Moreover, Petro aims to cut public funding for Entidades Promotoras de Salud (EPS), an asset of Colombia’s robust public healthcare system. Ranked by the World Health Organization as the twenty-second most efficient healthcare system in the world, EPS has covered 65% of the population from 1993 to 2003. Despite its importance for public healthcare, corruption charges on August 8, 2024, against the EPS Board of Directors prompted Petro to respond on X, “…[EPS] used the public debt to subsidize the payrolls of the largest businessmen in the country. Now it is time to pay that debt by reducing public investment”. While EPS should be held accountable by the state, Petro's threat to cut public spending for EPS raises concerns about his dedication to public investment. Petro’s health reform suggests an intent to exert control over Colombia’s public health insurance, which could create inefficiencies in the system, decreased innovation, and limited responsiveness to local needs. Petro’s priority of maintaining power could mean seizing control from his new banking partners in “El Pacto por El Crédito”

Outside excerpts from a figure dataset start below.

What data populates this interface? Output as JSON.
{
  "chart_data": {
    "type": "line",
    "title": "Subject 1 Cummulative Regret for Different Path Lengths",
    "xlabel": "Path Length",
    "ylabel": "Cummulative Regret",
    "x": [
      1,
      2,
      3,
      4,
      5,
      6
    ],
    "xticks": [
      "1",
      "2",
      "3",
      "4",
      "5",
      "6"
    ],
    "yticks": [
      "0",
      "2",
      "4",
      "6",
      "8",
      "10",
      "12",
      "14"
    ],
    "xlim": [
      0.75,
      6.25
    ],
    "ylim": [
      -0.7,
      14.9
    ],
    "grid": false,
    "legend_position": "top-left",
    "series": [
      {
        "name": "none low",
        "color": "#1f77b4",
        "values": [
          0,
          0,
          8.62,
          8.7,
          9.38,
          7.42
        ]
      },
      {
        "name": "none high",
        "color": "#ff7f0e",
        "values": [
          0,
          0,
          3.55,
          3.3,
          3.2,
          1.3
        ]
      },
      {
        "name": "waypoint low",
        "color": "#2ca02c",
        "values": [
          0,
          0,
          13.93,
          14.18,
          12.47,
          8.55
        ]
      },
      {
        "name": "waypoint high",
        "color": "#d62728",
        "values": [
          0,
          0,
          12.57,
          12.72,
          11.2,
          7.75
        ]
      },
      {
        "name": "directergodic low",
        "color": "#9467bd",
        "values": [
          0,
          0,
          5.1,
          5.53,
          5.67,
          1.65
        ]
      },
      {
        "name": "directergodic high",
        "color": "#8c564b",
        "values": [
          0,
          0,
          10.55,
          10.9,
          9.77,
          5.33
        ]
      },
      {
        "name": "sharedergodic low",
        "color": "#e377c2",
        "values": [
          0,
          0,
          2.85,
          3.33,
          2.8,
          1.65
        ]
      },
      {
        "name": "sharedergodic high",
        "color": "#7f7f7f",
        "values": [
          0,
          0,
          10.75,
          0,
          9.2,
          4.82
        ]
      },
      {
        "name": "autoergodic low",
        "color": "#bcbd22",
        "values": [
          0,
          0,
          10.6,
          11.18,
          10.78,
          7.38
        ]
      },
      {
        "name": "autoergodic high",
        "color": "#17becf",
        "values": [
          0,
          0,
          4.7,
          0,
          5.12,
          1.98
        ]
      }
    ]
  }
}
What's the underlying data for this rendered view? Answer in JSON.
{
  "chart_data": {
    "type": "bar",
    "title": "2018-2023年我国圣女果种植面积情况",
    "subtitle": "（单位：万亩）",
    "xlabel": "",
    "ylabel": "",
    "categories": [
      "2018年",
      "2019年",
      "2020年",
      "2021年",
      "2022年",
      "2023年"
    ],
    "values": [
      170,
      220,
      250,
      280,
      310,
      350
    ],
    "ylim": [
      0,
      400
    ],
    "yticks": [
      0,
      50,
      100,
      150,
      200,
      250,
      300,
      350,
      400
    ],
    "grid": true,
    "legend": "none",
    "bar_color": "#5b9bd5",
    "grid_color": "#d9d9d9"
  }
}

Despite a historic $13.6 billion investment plan, Gustavo Petro’s ongoing economic mismanagement and strained relationships with Congress cast doubts on the potential effectiveness of “El Pacto por el Crédito”. If Colombia is to return to stability, the Petro administration should consider initiatives outside of “El Pacto por el Crédito”, such as increasing productivity via policies that favor private investment. Specifically, the government should engage in reforms that incentivize private investments, such as lowering the corporate tax rate and overhauling Colombia’s tax system, which will help Colombia pay off its debt. Colombia has a unique position to do more to address its tax system and create a stable framework for years to come if it utilizes its financial resources to solve ongoing problems instead of creating new ones.